Ironically, this is an argument that can occur only among those who never have to worry where their next meal comes from. Those who are hungry can't afford to be picky and would be more than happy with road-kill. When anti-GMO types condemn and prevent "Golden Rice" from being introduced, a product that has the potential solve a serious vitamin deficiency where rice is a major staple (http://www.gatesfoundation.org/agriculturaldevelopment/Pages/enriching-golden-rice.aspx) I think we need to reexamine our self-righteous arrogance.
From the review: Unfortunately, personality and politics get in the way of Horan’s good intentions. The resulting book says a lot about what is wrong with today’s food crusaders—and I distinguish these from the many thoughtful and hard-working people, some of whom are sketchily profiled in Horan’s book, who are trying to help re-balance a food system that is severely out of whack. Our food choices matter, but the food crusaders are so intent on preaching their gospel that they have developed withering scorn for anyone whose answer to the question “What’s for dinner?” differs from theirs.... "But many organic and local-foods proponents assume that they have already attained a moral victory, and everyone who buys conventional stuff can go to hell. A study published earlier this year in the journal Social Psychological and Personality Science** found that exposure to organic foods actually makes people less altruistic.
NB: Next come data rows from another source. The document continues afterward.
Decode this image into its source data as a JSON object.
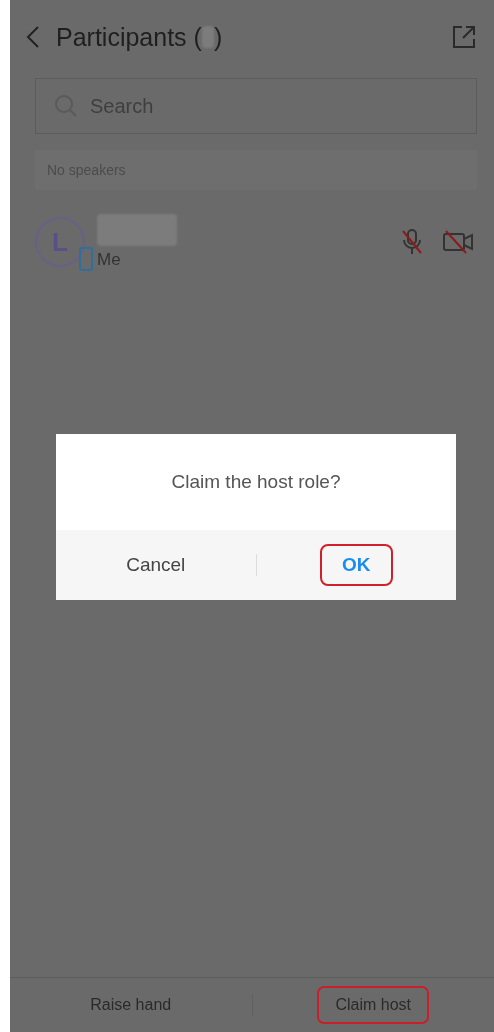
{
  "header": {
    "title": "Participants (",
    "title_end": ")"
  },
  "search": {
    "placeholder": "Search"
  },
  "speakers": {
    "text": "No speakers"
  },
  "participants": [
    {
      "initial": "L",
      "label": "Me",
      "muted": true,
      "video_off": true
    }
  ],
  "dialog": {
    "message": "Claim the host role?",
    "buttons": [
      {
        "label": "Cancel",
        "kind": "plain",
        "highlighted": false
      },
      {
        "label": "OK",
        "kind": "primary",
        "highlighted": true
      }
    ]
  },
  "bottom_bar": [
    {
      "label": "Raise hand",
      "highlighted": false
    },
    {
      "label": "Claim host",
      "highlighted": true
    }
  ]
}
Subjects in three different groups were shown pictures of foods labeled organic (like apples and spinach), comfort foods (like ice cream and brownies), or neutral-seeming control foods (mustard, rice, oatmeal). Afterward, participants who saw the organic foods were willing to spend less time helping a stranger in need, and their judgments of moral transgressions were significantly harsher than those who viewed the other foods. The comfort food group was the most generous. Someone please pass me the double chocolate chip."
From an article about the Social Psychological study***: "The findings are especially interesting when considered hand in hand with previous studies, including a 2010 paper in the journal Psychological Science titled "Do Green Products Make Us Better People?" It found that when people feel morally virtuous about purchasing green or organic products, they sometimes experience a "licensing [of] selfish and morally questionable behaviour," otherwise known as "moral balancing" or "compensatory ethics." The 2010 study suggests that such a "halo of green consumerism" makes people less likely to be kind to others, and more likely to cheat and steal."